坂口大輔 あれは私たちからすると完全に想定外でした。一般の方に馴染んでもらいたいけれど、今までと同じような計画の説明をしているだけの概要版では読んでもらえないだろうと。「どういうものがいいんだろうね」というやり取りをするなかで、さまざまな背景の「うずうずしてる人たち」に登場してもらい、「人」にスポットを当てたものにすると親近感が湧くんじゃないか、という提案を受けて作りました。
菊地玄摩 本編のコンセプトがそのまま飛び出してきたような概要版ですね。
坂口大輔 一般的な計画の概要版を見慣れている人から「なんじゃこりゃ」と言われたこともあります 笑。たしかに中身を説明してる部分が少ないのですが、あれは考え方や本質の説明をしてるんですよね。何を書いてるかをあまり細かく説明していない、概要というより「本質版」。共感を生むためのものです。
菊地玄摩 これまでにないものが提案されてきたときに、市役所側の立場で受け入れるのは、大変ですか?
坂口大輔 それは計画策定の段階からありました。原口さんが書いてきたものをそのまま上司に見せても通らないわけです。だから、計画の骨組みを作る時から、部長以下の職員とひとつひとつ協議する場を設けて、「この提案のままじゃ外に出せんよね」とか、「ちょっときつい言い方になってるよね」と言われながら、市としてたたき台をどう表現していくか検討しました。
菊地玄摩 なるほど。
坂口大輔 そういう下地があったので、概要版の提案はあまり引っかかった印象はなかったです。市役所内の通し方として、すでに計画の本編が出ているのでその筋を外さなければいいのかな、と考えていました。「本質を伝えたい」ということを否定する理由はないかなと。確かに他にないユニークなものなので、それでいいのかと言われたら難しい面もありますが、じゃあ何がいいかという代案がない、それを考えている余裕もなかったというのも実情だったと思います。「計画に書いてあることをそのまま伝えるのであれば、そこを切り抜いて伝えればいい」ということになりますし。インタビューした人たちの語りのなかから、計画の本質の部分が伝わり、共感してもらえるのであればよいと思いましたので、ポニポニの提案にのって進めました。今にして思えば、実現できたのは提案内容に共感できたからだと思います。

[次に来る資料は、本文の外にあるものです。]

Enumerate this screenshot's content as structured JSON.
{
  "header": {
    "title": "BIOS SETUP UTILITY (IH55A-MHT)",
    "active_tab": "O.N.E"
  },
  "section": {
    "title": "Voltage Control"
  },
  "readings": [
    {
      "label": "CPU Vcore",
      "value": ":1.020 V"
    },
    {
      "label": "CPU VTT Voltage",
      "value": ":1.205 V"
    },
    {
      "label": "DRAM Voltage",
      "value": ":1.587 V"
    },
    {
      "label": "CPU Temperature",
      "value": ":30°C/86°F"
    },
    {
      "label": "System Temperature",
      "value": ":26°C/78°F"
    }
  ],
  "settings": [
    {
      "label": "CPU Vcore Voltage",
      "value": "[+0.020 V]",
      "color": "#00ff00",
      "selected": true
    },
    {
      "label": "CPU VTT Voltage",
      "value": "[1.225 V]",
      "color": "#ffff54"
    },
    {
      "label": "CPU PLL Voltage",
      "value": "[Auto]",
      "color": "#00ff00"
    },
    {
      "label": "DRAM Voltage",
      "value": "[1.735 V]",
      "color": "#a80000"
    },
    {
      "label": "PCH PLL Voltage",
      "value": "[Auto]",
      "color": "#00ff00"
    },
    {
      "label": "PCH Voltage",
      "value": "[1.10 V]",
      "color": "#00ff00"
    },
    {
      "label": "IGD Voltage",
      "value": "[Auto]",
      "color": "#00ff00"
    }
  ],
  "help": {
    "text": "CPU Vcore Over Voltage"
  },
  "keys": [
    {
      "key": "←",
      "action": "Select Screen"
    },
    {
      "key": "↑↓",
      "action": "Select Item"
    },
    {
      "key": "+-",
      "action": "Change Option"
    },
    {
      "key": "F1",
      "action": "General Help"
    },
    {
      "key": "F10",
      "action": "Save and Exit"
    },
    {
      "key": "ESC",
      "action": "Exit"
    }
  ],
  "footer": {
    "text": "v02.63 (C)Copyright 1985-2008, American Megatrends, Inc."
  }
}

菊地玄摩 コンセプトを体現する仕上がりと、プロセスのお話に納得感があります。
坂口大輔 でも正直、途中まではでき上がるイメージがなかったです。人の紹介のページの次に、基本理念を説明するページが入ってくるのですが、そこが話の転換の肝なんだと思うんです。あの構成が出てくるまでは、なかなかわかりにくかったですね。